The next day I’d google it: going All In. But why did he care that I wasn’t shoving? Because I had no choice at that point. The Big Blind was $3,000, and I had $9,000. I could survive three rounds. But wait — the Small Blind was $1,500, so I didn’t even have that long ($1,500 + $3,000 means it cost $4,500 to play one round, or half my stack of $9,000). Not enough to slow-play or wait for a premium hand. To value bet, not that I knew what value betting was. All I could do was push my cards into the middle and hope that the Hungry Hippos had worse cards. Pushin’. I should have started pushing levels ago, before I got into this deplorable situation. Methy Mike was trying to wrap things up, and there I was sitting like a chump, waiting for a bus that wasn’t going to come.
I wanted to say, “Look, I’m on a journey here,” but that had never worked except that one time in T.G.I. Friday’s and all it got me was a half-off coupon for jalapeño poppers. Methy, I wasn’t happy with my paltry chips, either. I was shocked that I’d survived this far. Tremor in my hands whenever I reached for my stack. I petted the notebook in my pocket for comfort, as if I could absorb my instructions through fabric. Which might appear onanistic to the other players and throw them off their game.
So it felt good when I pushed, ignorance aside, and took my critic out with a flush. Cock-a-doodle-doo, motherfucker. I think it was a flush. My notes say, “gamey tooth, itchy eyeballs, heart palpitations, necrotic finger, incipient flatulence.” Five of the same suit.

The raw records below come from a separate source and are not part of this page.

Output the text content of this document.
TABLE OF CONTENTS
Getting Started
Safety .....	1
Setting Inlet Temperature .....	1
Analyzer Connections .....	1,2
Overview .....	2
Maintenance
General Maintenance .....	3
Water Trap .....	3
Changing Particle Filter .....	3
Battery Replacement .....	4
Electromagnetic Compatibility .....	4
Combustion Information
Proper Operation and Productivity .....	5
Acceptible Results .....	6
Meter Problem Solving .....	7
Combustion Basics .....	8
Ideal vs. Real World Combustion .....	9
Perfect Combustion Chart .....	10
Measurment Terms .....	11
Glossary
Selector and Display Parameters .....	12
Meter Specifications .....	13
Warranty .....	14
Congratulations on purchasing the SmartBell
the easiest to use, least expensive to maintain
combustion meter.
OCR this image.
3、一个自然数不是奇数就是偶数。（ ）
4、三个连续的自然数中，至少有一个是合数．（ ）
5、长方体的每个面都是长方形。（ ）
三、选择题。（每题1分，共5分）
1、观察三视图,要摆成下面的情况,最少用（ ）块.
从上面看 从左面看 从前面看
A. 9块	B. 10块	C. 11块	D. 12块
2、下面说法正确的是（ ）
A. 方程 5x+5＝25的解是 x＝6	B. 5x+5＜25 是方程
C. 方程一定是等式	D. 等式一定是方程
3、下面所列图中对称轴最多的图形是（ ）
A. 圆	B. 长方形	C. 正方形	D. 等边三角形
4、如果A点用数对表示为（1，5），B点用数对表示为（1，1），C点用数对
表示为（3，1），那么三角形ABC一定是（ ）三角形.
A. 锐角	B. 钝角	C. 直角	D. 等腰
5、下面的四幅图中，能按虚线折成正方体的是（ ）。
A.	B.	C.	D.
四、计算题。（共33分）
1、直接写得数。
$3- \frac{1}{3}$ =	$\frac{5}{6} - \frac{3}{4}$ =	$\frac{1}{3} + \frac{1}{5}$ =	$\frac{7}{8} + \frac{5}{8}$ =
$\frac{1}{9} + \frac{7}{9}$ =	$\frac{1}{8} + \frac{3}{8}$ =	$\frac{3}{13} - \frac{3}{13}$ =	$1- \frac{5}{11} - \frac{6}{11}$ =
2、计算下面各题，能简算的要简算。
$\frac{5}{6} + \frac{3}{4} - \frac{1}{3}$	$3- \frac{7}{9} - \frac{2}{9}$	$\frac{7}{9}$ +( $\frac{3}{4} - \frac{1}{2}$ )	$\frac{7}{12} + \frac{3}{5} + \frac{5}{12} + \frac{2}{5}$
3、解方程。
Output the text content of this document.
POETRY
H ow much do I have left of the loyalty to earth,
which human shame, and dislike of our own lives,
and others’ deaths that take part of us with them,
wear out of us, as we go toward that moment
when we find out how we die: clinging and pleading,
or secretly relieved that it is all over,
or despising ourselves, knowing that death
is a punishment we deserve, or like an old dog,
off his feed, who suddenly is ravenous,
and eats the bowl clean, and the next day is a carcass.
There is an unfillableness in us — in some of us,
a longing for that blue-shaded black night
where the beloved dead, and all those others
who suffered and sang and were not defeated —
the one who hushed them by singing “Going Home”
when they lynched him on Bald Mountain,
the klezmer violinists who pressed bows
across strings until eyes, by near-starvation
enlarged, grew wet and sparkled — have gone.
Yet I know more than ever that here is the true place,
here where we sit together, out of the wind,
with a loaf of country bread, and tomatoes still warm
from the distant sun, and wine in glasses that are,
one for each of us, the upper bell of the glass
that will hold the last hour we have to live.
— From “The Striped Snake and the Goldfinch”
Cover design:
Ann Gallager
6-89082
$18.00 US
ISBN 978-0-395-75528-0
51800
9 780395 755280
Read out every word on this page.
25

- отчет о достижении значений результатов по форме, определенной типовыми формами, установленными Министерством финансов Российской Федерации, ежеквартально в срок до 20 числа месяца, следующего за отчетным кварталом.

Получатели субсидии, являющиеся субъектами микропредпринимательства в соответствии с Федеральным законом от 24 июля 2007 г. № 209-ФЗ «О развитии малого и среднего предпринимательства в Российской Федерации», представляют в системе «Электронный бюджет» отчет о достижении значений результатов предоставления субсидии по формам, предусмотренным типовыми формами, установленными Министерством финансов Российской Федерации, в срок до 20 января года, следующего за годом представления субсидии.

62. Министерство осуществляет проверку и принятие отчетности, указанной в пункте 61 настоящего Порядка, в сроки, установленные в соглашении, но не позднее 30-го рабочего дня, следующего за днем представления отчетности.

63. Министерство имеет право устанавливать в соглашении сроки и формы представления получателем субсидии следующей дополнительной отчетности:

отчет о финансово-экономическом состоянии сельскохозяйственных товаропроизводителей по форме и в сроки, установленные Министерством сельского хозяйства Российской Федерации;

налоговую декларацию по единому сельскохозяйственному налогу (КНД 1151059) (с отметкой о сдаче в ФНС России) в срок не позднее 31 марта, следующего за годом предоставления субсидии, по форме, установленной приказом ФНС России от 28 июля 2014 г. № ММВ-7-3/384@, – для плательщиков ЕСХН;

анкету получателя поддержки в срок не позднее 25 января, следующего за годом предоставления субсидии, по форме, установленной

From there I ran hot, nice cards emboldening me. Last-chancers were swallowed by behemoths. Ill-advised All Ins staggered away, sometimes saying goodbye and sometimes without a word, to hit the bar, to shower before the night out and salvage something from the last few hours of the trip. I had a scheme to disable a Robotron by asking him to calculate pi to the last digit, but he busted before I had a chance. I assembled a nice stack and came in third place. Up $175. The old white guy was second. The last few levels, he’d taken a shine to me, asking me to describe the board when the cards showed up fuzzy in his magnifying lenses. First place was the young dandy, who was now free to rest up before nighttime bottle service with his girlfriend at The Pool over at Harrah’s, or the Borgata’s MIXX. We were an unlikely Mod Squad, case cracked. I celebrated with some dumplings at P. F. Chang’s and caught a bus home.
God doesn’t play dice with the universe, but sometimes he plays just the tip. My win was beginner’s luck, that freaking bane of poker players everywhere. You welcome some newbie who thinks it “might be fun” to play, what larks, and they take down pot after pot. It’s a friendly game, or else you’d beat them senseless. I imagine it’s like when you toss a one-legged duck into a palenque (Mexican cockfighting arena) and the duck somehow pecks the shit out of all comers. Throws off the natural order.
A certain stinginess with myself, the biding thing, meant I had natural facility with drawn-out contests. There were nameless forces at work in a tourney, however, invisible energies I was just beginning to understand. I wasn’t good at asking for help. We go solo, my kinfolk and I, taking each day as an IKEA bookcase we build alone, sans instructions. The leftover pieces? We gobble them down, and sometimes it’s the only thing we eat all day.
But I was heading out into the desert, and I couldn’t do it alone.